Firebowl - Side View

First off, this is not really a fire bowl meant to hold fire. But it is a fire bowl. Let me explain.

I took a class in pyrography to further my ability to enhance the surface of the bowl, vessel or sculpture I was working on. Being no great artist myself, I became fascinated with the different burning patterns that pyrographers use. I went to the Internet and researched all I could.

Firebowl - Top View

I became fascinated with burning Braille or morse code into the surface of a piece (still waiting for the right piece on that one). I also found some old cartographer’s symbols back in the day before maps were printed in color. But I got sidetracked when I found some artwork by the late John Warangkula Tjupurrula.

John was an aboriginal artist from Australia who pioneered the dot art technique in modern paintings. I became fascinated with both the bright colors and strong but simple shapes used to tell a story in the painting. I particularly liked the fact that most of the canvases were painted black instead of white. Black was my favorite background color for a bowl. So off I went exploring aboriginal dot art.

Firebowl - Bottom View

I had a bowl that I had cut out of oak. The grain was nice, but not great. Plus, this piece didn’t develop any nice cracks to embellish, so I thought I would try my first attempt at dot art.
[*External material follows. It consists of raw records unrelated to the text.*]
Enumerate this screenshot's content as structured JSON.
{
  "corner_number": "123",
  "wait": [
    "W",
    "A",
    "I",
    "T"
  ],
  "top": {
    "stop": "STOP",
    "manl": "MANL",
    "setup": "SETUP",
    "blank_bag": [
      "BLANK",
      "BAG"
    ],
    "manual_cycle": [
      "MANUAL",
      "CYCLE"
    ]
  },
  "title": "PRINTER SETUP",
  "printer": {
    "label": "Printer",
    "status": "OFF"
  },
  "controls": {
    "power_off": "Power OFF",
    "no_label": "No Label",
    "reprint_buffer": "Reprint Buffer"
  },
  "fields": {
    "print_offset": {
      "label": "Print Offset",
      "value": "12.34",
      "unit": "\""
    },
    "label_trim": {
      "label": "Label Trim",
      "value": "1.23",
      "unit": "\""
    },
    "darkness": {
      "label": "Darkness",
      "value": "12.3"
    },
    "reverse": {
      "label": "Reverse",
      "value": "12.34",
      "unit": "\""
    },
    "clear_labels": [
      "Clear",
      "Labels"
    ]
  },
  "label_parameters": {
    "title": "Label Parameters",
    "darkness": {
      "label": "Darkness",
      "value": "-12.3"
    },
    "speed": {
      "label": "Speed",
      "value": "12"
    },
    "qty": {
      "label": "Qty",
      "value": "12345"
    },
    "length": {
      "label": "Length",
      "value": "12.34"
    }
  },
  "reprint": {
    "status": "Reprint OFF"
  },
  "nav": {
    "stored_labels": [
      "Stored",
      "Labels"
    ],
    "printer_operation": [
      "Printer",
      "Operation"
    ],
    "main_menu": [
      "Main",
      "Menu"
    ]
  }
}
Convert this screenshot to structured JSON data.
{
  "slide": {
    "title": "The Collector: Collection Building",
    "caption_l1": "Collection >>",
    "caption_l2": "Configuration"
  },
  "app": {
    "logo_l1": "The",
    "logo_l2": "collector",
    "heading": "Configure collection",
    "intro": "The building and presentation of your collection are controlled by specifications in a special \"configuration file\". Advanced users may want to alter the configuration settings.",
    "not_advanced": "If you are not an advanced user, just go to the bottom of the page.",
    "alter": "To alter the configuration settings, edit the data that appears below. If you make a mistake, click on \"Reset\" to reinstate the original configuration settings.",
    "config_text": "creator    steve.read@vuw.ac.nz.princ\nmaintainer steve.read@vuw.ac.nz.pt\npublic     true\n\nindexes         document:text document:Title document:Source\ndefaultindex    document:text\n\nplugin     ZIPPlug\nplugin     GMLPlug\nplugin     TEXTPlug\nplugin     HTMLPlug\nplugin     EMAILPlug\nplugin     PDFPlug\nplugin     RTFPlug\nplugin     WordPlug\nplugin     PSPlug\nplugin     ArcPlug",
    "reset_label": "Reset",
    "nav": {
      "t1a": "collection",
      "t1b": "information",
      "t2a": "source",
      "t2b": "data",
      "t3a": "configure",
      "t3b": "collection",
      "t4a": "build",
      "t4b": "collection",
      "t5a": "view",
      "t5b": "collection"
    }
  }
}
It was a disaster. Getting all of the geometric forms to line up and complement each other instead of competing with each other was a lot harder than it looks and very time consuming. I spent the better part of three days painting and the end result was so disappointing that I sanded it all off and started over. But I waited about three months as I looked at more and more dot art. Then it dawned on me that I was trying to translate two-dimensional dot art (usually painted on cave walls) onto a three-dimensional object. Eureka!

Like a globe, I divided the bowl into a north and south pole with an equator. I painted the north and south pole separate and used the equator to pull the two regions together. Success! This time it took about five days of painting and hunting through the art stores for just the right brushes. And unlike a traditional canvas, you can’t just paint over a mistake…you have to sand the bowl clean and start all over. So needless to say I was very very careful.

After laying down the red lines for the circles, I started in with the white dots that really define the piece and are the hallmark of aboriginal art. Now that’s a lot of dots. Well over two thousand. Whew! But it was worth it. I chose a concentric circle as my main design element. It can mean various things in aboriginal art, like man, fire pit, camp site or fruit. So I chose fire. That’s why I call it fire bowl.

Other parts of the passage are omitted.